Nel caso di specie, il Tribunale aveva rilevato che l'incarico era stato affidato “impersonalmente” allo Studio associato nel suo complesso e non erano stati forniti elementi per dimostrare che il credito fosse di pertinenza del singolo professionista associato dello Studio.

La Cassazione condivide la decisione di merito e respinge il ricorso.

È bene evidenziare che il privilegio previsto dall'art. 2751 bis n. 2) c.c. trova esplicito fondamento nella Costituzione all’art. 35, il quale tutela il lavoro “in tutte le sue forme ed applicazioni”.

In sostanza, il privilegio in esame è riconosciuto nella misura in cui il credito costituisce il compenso del prestatore di lavoro autonomo così come l'art. 2751 bis n. 1) c.c. lo accorda alle retribuzioni, sotto qualsiasi forma, dei lavoratori subordinati.

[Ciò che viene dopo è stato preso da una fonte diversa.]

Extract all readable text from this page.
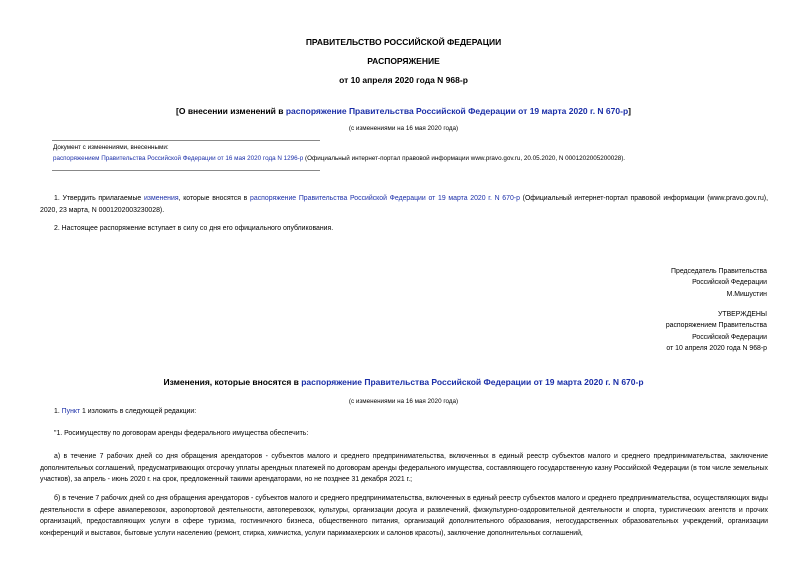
ПРАВИТЕЛЬСТВО РОССИЙСКОЙ ФЕДЕРАЦИИ
РАСПОРЯЖЕНИЕ
от 10 апреля 2020 года N 968-р
[О внесении изменений в распоряжение Правительства Российской Федерации от 19 марта 2020 г. N 670-р]
(с изменениями на 16 мая 2020 года)
Документ с изменениями, внесенными:
распоряжением Правительства Российской Федерации от 16 мая 2020 года N 1296-р (Официальный интернет-портал правовой информации www.pravo.gov.ru, 20.05.2020, N 0001202005200028).
1. Утвердить прилагаемые изменения, которые вносятся в распоряжение Правительства Российской Федерации от 19 марта 2020 г. N 670-р (Официальный интернет-портал правовой информации (www.pravo.gov.ru), 2020, 23 марта, N 0001202003230028).
2. Настоящее распоряжение вступает в силу со дня его официального опубликования.
Председатель Правительства
Российской Федерации
М.Мишустин
УТВЕРЖДЕНЫ
распоряжением Правительства
Российской Федерации
от 10 апреля 2020 года N 968-р
Изменения, которые вносятся в распоряжение Правительства Российской Федерации от 19 марта 2020 г. N 670-р
(с изменениями на 16 мая 2020 года)
1. Пункт 1 изложить в следующей редакции:
"1. Росимуществу по договорам аренды федерального имущества обеспечить:
а) в течение 7 рабочих дней со дня обращения арендаторов - субъектов малого и среднего предпринимательства, включенных в единый реестр субъектов малого и среднего предпринимательства, заключение дополнительных соглашений, предусматривающих отсрочку уплаты арендных платежей по договорам аренды федерального имущества, составляющего государственную казну Российской Федерации (в том числе земельных участков), за апрель - июнь 2020 г. на срок, предложенный такими арендаторами, но не позднее 31 декабря 2021 г.;
б) в течение 7 рабочих дней со дня обращения арендаторов - субъектов малого и среднего предпринимательства, включенных в единый реестр субъектов малого и среднего предпринимательства, осуществляющих виды деятельности в сфере авиаперевозок, аэропортовой деятельности, автоперевозок, культуры, организации досуга и развлечений, физкультурно-оздоровительной деятельности и спорта, туристических агентств и прочих организаций, предоставляющих услуги в сфере туризма, гостиничного бизнеса, общественного питания, организаций дополнительного образования, негосударственных образовательных учреждений, организации конференций и выставок, бытовые услуги населению (ремонт, стирка, химчистка, услуги парикмахерских и салонов красоты), заключение дополнительных соглашений,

Lo scopo è dunque, quello di collocare in via privilegiata i crediti derivanti da attività lavorative – subordinate o autonome che siano – giacché costituiscono il sostentamento del lavoratore.

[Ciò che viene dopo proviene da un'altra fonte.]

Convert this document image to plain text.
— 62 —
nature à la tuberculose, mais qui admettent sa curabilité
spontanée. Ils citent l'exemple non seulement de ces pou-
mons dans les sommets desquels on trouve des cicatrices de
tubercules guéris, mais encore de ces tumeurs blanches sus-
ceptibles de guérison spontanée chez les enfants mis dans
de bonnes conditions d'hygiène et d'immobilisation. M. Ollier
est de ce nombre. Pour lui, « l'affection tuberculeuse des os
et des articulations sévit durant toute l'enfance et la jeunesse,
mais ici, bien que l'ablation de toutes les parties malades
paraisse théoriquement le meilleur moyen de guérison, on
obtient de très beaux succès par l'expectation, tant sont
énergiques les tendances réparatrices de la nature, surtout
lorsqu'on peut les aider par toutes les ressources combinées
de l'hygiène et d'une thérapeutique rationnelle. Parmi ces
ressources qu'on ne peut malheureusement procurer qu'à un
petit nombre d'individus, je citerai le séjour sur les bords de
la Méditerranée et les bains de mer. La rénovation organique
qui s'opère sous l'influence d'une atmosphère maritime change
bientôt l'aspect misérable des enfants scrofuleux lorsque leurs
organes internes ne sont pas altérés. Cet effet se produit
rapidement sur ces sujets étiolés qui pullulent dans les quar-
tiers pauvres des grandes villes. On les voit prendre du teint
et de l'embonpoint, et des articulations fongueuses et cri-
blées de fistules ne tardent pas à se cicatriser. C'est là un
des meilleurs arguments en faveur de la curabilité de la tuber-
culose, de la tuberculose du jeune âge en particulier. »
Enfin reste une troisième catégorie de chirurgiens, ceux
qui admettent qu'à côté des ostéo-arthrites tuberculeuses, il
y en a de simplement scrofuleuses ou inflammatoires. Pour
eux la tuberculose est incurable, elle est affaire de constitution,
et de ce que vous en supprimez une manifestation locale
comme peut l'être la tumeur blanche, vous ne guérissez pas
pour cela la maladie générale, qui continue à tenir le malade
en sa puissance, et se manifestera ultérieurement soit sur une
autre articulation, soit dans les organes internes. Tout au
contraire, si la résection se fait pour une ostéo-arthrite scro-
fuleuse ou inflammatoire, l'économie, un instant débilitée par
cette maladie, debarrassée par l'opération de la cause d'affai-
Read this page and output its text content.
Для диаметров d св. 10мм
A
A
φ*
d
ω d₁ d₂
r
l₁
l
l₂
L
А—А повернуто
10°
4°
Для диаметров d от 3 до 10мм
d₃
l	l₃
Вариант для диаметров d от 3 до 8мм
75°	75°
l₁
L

Con specifico riferimento alle associazioni professionali, la Corte ribadisce che la domanda di insinuazione al passivo svolta dall'ente associativo lascia presumere l'insussistenza dei requisiti per il privilegio in esame.

È tuttavia consentita la prova contraria ad onere dell'istante.

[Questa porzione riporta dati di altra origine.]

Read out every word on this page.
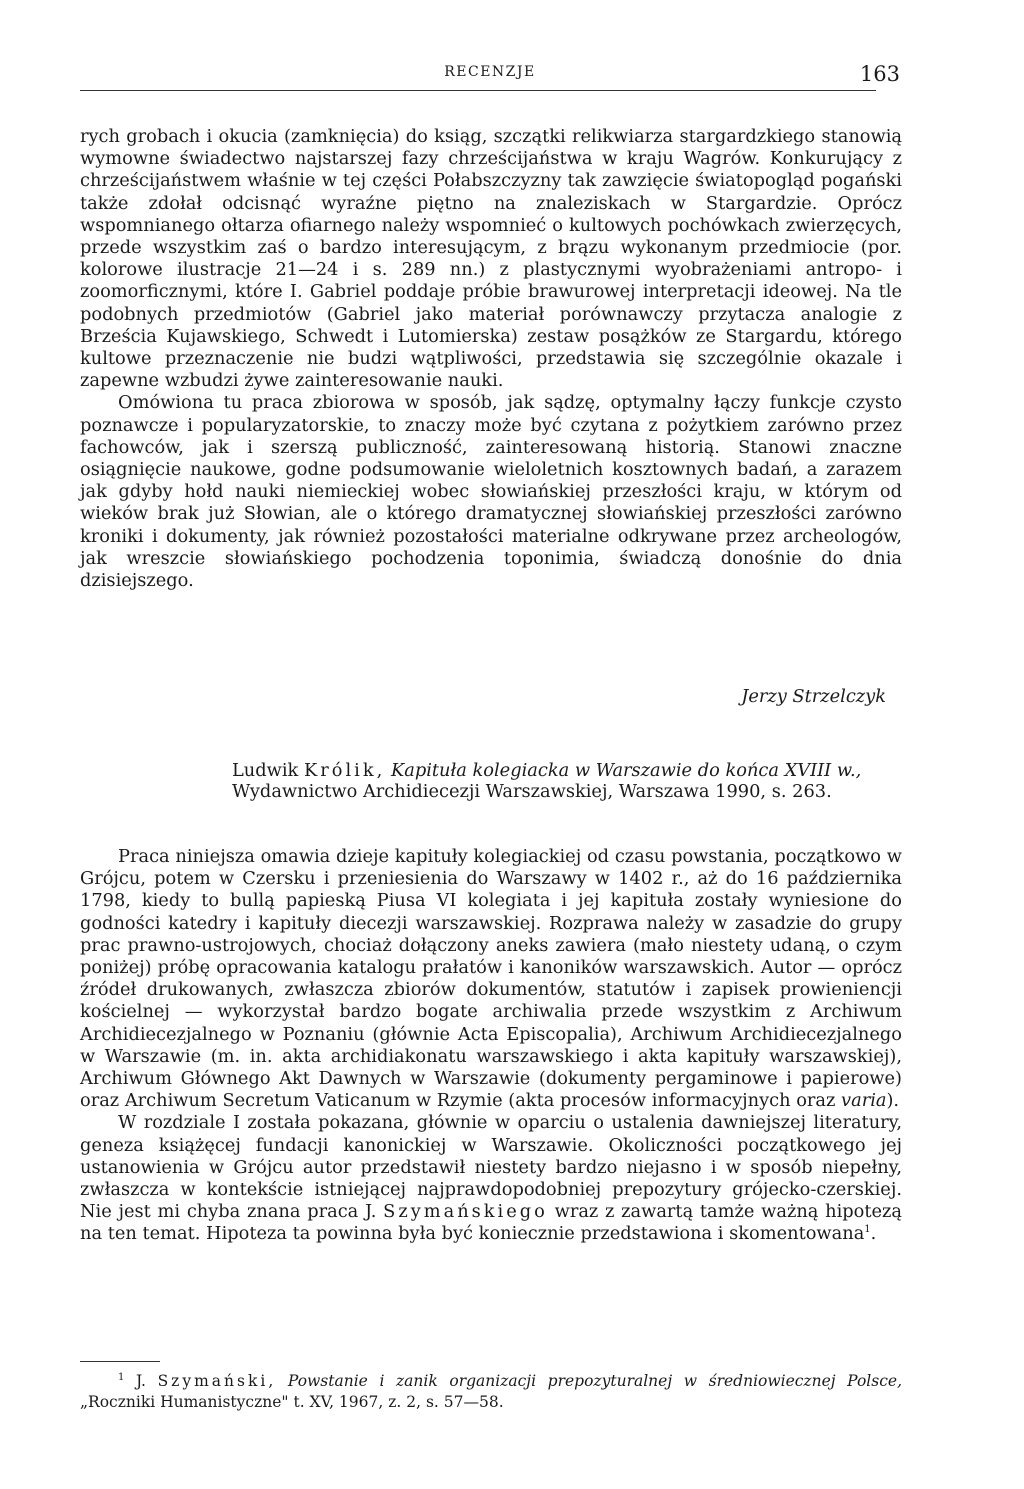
RECENZJE	163

rych grobach i okucia (zamknięcia) do ksiąg, szczątki relikwiarza stargardzkiego stanowią wymowne świadectwo najstarszej fazy chrześcijaństwa w kraju Wagrów. Konkurujący z chrześcijaństwem właśnie w tej części Połabszczyzny tak zawzięcie światopogląd pogański także zdołał odcisnąć wyraźne piętno na znaleziskach w Stargardzie. Oprócz wspomnianego ołtarza ofiarnego należy wspomnieć o kultowych pochówkach zwierzęcych, przede wszystkim zaś o bardzo interesującym, z brązu wykonanym przedmiocie (por. kolorowe ilustracje 21—24 i s. 289 nn.) z plastycznymi wyobrażeniami antropo- i zoomorficznymi, które I. Gabriel poddaje próbie brawurowej interpretacji ideowej. Na tle podobnych przedmiotów (Gabriel jako materiał porównawczy przytacza analogie z Brześcia Kujawskiego, Schwedt i Lutomierska) zestaw posążków ze Stargardu, którego kultowe przeznaczenie nie budzi wątpliwości, przedstawia się szczególnie okazale i zapewne wzbudzi żywe zainteresowanie nauki.

Omówiona tu praca zbiorowa w sposób, jak sądzę, optymalny łączy funkcje czysto poznawcze i popularyzatorskie, to znaczy może być czytana z pożytkiem zarówno przez fachowców, jak i szerszą publiczność, zainteresowaną historią. Stanowi znaczne osiągnięcie naukowe, godne podsumowanie wieloletnich kosztownych badań, a zarazem jak gdyby hołd nauki niemieckiej wobec słowiańskiej przeszłości kraju, w którym od wieków brak już Słowian, ale o którego dramatycznej słowiańskiej przeszłości zarówno kroniki i dokumenty, jak również pozostałości materialne odkrywane przez archeologów, jak wreszcie słowiańskiego pochodzenia toponimia, świadczą donośnie do dnia dzisiejszego.

Jerzy Strzelczyk
Ludwik Królik, Kapituła kolegiacka w Warszawie do końca XVIII w., Wydawnictwo Archidiecezji Warszawskiej, Warszawa 1990, s. 263.

Praca niniejsza omawia dzieje kapituły kolegiackiej od czasu powstania, początkowo w Grójcu, potem w Czersku i przeniesienia do Warszawy w 1402 r., aż do 16 października 1798, kiedy to bullą papieską Piusa VI kolegiata i jej kapituła zostały wyniesione do godności katedry i kapituły diecezji warszawskiej. Rozprawa należy w zasadzie do grupy prac prawno-ustrojowych, chociaż dołączony aneks zawiera (mało niestety udaną, o czym poniżej) próbę opracowania katalogu prałatów i kanoników warszawskich. Autor — oprócz źródeł drukowanych, zwłaszcza zbiorów dokumentów, statutów i zapisek prowieniencji kościelnej — wykorzystał bardzo bogate archiwalia przede wszystkim z Archiwum Archidiecezjalnego w Poznaniu (głównie Acta Episcopalia), Archiwum Archidiecezjalnego w Warszawie (m. in. akta archidiakonatu warszawskiego i akta kapituły warszawskiej), Archiwum Głównego Akt Dawnych w Warszawie (dokumenty pergaminowe i papierowe) oraz Archiwum Secretum Vaticanum w Rzymie (akta procesów informacyjnych oraz varia).

W rozdziale I została pokazana, głównie w oparciu o ustalenia dawniejszej literatury, geneza książęcej fundacji kanonickiej w Warszawie. Okoliczności początkowego jej ustanowienia w Grójcu autor przedstawił niestety bardzo niejasno i w sposób niepełny, zwłaszcza w kontekście istniejącej najprawdopodobniej prepozytury grójecko-czerskiej. Nie jest mi chyba znana praca J. Szymańskiego wraz z zawartą tamże ważną hipotezą na ten temat. Hipoteza ta powinna była być koniecznie przedstawiona i skomentowana$^1$.

$^1$ J. Szymański, Powstanie i zanik organizacji prepozyturalnej w średniowiecznej Polsce, „Roczniki Humanistyczne" t. XV, 1967, z. 2, s. 57—58.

Occorre infatti che l'associazione dimostri in giudizio: i) che il credito ha avuto origine da prestazione d'opera personalmente svolta in via esclusiva o prevalente da uno dei professionisti associati (eventualmente coadiuvato da collaboratori sotto la sua responsabilità); ii) che il diritto al compenso, anche se azionato in giudizio dall'associazione in virtù dello statuto della medesima, sia in tutto o in parte di pertinenza dello stesso professionista che ha svolto la prestazione.

Il privilegio sarà quindi riconosciuto nei limiti in cui l'importo costituisca effettiva retribuzione del professionista in questione.

Aggiunge la Suprema Corte che la connotazione personale della prestazione deve sussistere sin dal momento dell'instaurazione del rapporto professionale e deve persistere sino alla fine.

Di più, la scelta del singolo professionista – membro dell'associazione – deve essere effettuata dal cliente ab origine, devono pertanto sussistere tutti i crismi del cosiddetto intuitus personae.

Nella fattispecie in esame, come detto, l'associazione non aveva dimostrato che l'incarico era stato affidato al singolo professionista, né aveva chiarito le modalità con cui venivano ripartiti gli incassi tra i componenti dello studio.

La pretesa della ricorrente viene quindi respinta anche dalla Cassazione, la quale coglieva l'occasione per ribadire che: «ai fini del riconoscimento del privilegio ex art. 2751 bis n. 2) c.c., relativo ad insinuazione al passivo proposta non dal singolo professionista ma da uno studio associato di professionisti, è necessario che il requisito della personalità della prestazione sussista sin dal momento dell’incarico, così che le circostanze del suo conferimento e dunque la scelta del prestatore effettivo, in persona del singolo professionista, già ne rivelino il sicuro tratto dell’intuitus personae. Ne consegue che l’eventuale instaurazione del rapporto professionale, formalmente avvenuta in capo allo studio, non è ostativa al detto riconoscimento soltanto se risulti, da un lato, il previo coinvolgimento e la individuazione del professionista da parte del committente, dall’altro, sia lo svolgimento essenzialmente personale dell’incarico da parte del medesimo professionista sia l’inerenza del credito insinuato proprio alla prestazione per come richiesta e dunque la sostanziale e riconoscibile spettanza della relativa remunerazione a tale prestatore».